「あの...」
メロンパン王子の背中を叩きながら、話しかけてたわたし。
「えっ?」
「もしかしたらと思って、最後の一個のメロンパン取っておいたんです」
まともに顔も見れなくて、トレイを前に出して顔は下を向いたまま。
「わざわざありがとう。まさかこんなサプライズあるなんてね」
微笑みながらトレイを受け取って、レジへ向かっていった。
「今日来なかったら、このメロンパンどうなってた?」
メロンパン王子が不思議そうにわたしに聞く。でもそんなこと全然考えてなかった。
「来ることしか考えてなかったので、メロンパンどうしようかなんて考えてませんでした」
架織先輩がさっきから、わたしのローファーを“今がチャンス”と言わんばかりに蹴ってくる。
「じゃあ俺って、覚えられてるんだ。しかもメロンパンを買う人って」
メロンパン王子とこんなに話すのは初めて。話すだけでこんなに嬉しい気持ちになれるんだ。
「いつもありがとうございます。
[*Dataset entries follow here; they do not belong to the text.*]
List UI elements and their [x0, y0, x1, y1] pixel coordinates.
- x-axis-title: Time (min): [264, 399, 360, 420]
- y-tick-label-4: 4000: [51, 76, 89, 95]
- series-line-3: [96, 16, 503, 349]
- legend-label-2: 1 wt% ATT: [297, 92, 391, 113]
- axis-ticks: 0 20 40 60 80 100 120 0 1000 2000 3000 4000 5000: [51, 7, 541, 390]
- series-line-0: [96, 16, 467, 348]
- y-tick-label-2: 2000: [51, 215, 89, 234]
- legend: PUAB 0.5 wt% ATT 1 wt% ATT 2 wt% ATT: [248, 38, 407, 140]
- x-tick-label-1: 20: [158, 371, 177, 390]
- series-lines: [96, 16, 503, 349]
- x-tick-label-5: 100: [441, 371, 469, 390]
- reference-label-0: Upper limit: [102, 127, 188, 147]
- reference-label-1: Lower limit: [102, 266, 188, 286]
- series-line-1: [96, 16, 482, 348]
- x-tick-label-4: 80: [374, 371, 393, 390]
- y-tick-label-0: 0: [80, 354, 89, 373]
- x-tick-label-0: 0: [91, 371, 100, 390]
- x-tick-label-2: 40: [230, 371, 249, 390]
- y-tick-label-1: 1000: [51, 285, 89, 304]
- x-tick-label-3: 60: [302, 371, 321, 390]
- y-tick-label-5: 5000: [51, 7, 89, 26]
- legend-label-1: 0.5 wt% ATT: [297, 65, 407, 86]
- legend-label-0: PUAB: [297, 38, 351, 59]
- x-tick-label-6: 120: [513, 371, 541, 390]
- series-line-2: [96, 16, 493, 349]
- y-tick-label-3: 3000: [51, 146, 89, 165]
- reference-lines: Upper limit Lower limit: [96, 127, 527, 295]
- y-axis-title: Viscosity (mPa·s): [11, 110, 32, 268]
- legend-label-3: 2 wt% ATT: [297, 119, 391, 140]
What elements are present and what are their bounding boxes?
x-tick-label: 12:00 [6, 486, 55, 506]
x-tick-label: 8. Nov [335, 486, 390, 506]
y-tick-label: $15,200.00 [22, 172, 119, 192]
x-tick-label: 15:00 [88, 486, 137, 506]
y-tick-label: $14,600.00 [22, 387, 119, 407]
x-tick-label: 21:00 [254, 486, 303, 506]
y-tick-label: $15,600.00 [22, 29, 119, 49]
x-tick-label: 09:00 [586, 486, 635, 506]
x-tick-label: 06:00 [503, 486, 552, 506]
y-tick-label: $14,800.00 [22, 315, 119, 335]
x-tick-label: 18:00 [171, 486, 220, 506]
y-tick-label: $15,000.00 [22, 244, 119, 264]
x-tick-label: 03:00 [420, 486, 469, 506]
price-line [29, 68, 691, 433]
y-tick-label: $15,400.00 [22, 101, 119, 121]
また買いに来て下さいね」
とびっきりの笑顔でメロンパンの入った袋を手渡す。
「買いに来てより、会いに来ての方が来たくなるんだけどな」
やっぱり王子。そんなセリフが普通に言えるんだもん。
「特別扱いは別途料金がかかります」
わたしの冗談に笑うメロンパン王子は、“じゃあ追加料金払おうかな”と言いながら出て行った。
「ルイちゃんったら、わかりやすいなぁ」
架織先輩のニヤニヤ顔が続いたのは、言うまでもない。でも勘違いしてる。
王子は王子。
だから、たくさんの女の子が周りを取り巻いてるんだろう。
わたしだけの王子様にはならないから、恋はしない。メロンパン王子には。